Илюшка упорно отмалчивался, что еще больше злило Рачителиху. С парнишкой что-то сделалось: то молчит, то так зверем на нее и смотрит. Раньше Рачителиха спускала сыну разные грубые выходки, а теперь, обозленная радовавшимися пьяницами, она не вытерпела.
-- Ты чего молчишь, как пень? -- накинулась она на Илюшку. -- Кому говорят-то?.. Недавно оглох, так не можешь ответить матери-то?
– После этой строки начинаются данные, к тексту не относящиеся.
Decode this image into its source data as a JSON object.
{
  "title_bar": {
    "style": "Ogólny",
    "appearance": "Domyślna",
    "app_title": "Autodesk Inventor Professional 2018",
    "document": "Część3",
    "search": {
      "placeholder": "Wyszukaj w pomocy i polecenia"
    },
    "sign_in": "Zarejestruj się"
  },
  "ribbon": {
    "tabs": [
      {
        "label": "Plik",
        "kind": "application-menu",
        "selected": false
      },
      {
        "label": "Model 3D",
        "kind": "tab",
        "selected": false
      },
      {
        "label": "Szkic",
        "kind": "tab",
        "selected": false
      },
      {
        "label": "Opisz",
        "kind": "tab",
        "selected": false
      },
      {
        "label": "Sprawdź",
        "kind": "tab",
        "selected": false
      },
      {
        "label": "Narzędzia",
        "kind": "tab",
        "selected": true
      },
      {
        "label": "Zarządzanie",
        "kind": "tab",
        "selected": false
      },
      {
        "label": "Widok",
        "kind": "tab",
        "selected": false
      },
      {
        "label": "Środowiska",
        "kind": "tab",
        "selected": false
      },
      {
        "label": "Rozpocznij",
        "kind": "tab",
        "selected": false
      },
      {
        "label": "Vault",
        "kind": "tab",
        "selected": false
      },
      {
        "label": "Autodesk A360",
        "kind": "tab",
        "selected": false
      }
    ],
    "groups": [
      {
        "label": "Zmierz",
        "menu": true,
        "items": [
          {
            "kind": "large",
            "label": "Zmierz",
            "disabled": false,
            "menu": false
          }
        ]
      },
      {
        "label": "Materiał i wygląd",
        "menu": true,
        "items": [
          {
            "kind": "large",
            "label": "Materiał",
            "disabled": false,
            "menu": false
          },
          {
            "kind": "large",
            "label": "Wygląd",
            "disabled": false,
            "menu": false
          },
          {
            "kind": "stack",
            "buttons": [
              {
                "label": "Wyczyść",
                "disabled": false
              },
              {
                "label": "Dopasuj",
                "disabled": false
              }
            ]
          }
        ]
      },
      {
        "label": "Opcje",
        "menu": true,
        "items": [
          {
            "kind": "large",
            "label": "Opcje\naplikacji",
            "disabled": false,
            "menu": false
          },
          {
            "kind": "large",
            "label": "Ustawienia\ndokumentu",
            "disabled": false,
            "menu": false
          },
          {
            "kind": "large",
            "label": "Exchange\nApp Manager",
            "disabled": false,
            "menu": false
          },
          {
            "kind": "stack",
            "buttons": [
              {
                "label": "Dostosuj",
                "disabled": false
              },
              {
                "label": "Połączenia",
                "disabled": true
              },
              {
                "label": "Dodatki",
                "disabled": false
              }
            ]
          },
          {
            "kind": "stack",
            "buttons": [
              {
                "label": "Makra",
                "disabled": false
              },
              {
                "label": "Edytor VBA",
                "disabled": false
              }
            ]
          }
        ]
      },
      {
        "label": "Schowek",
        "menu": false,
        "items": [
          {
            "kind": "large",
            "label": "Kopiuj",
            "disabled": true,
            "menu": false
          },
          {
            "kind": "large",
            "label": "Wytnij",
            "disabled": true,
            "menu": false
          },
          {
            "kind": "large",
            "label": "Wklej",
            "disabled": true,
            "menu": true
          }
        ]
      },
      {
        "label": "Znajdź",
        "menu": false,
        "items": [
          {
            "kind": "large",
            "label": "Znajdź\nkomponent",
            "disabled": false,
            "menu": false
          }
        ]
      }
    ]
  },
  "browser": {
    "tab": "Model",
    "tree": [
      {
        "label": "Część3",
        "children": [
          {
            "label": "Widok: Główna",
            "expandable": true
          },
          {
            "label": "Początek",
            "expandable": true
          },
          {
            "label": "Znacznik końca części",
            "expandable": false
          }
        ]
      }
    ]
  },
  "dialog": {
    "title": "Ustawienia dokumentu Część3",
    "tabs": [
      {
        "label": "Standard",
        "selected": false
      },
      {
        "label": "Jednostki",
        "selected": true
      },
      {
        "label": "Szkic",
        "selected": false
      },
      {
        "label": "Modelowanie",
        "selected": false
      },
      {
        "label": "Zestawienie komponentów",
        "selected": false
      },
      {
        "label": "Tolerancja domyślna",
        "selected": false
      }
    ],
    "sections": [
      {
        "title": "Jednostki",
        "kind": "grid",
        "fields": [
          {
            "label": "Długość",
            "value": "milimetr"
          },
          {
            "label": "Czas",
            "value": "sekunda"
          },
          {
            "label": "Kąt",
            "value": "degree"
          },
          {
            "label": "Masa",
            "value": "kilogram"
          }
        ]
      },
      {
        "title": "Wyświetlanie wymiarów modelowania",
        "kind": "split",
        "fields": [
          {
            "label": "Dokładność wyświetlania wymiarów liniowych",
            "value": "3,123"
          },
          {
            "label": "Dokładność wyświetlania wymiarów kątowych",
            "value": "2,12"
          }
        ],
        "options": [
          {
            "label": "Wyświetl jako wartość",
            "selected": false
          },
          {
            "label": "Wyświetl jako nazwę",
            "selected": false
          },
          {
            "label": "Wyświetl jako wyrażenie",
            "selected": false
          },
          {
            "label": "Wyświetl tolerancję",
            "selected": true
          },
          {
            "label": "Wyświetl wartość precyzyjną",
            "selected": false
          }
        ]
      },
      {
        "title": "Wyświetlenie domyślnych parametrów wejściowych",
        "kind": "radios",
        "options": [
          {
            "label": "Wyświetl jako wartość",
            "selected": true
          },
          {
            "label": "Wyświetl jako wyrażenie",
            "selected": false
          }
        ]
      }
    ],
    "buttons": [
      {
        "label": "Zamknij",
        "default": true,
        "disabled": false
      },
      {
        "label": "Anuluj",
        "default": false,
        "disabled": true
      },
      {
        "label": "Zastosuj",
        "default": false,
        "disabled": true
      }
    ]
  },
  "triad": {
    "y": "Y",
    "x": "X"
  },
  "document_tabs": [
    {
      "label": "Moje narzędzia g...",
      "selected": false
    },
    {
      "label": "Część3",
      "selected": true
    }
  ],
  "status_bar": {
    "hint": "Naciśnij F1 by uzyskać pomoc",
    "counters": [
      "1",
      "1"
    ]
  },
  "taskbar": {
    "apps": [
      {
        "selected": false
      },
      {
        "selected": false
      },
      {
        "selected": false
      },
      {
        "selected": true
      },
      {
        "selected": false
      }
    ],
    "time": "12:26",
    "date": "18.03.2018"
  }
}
Илюшка продолжал молчать; он стоял спиной к окну и равнодушно смотрел в сторону, точно мать говорила стене. Это уже окончательно взбесило Рачителиху. Она выскочила за стойку и ударила Илюшку по щеке. Мальчик весь побелел от бешенства и, глядя на мать своими большими темными глазами, обругал ее нехорошим мужицким словом.
-- Ах ты, змееныш!..
Рачителиха вся затряслась от бешенства и бросилась на сына, как смертельно раненная медведица. Она сбила его с ног и таскала по полу за волосы, а Илюшка в это время на весь кабак выкрикивал все, что слышал от Пашки Горбатого про Окулка.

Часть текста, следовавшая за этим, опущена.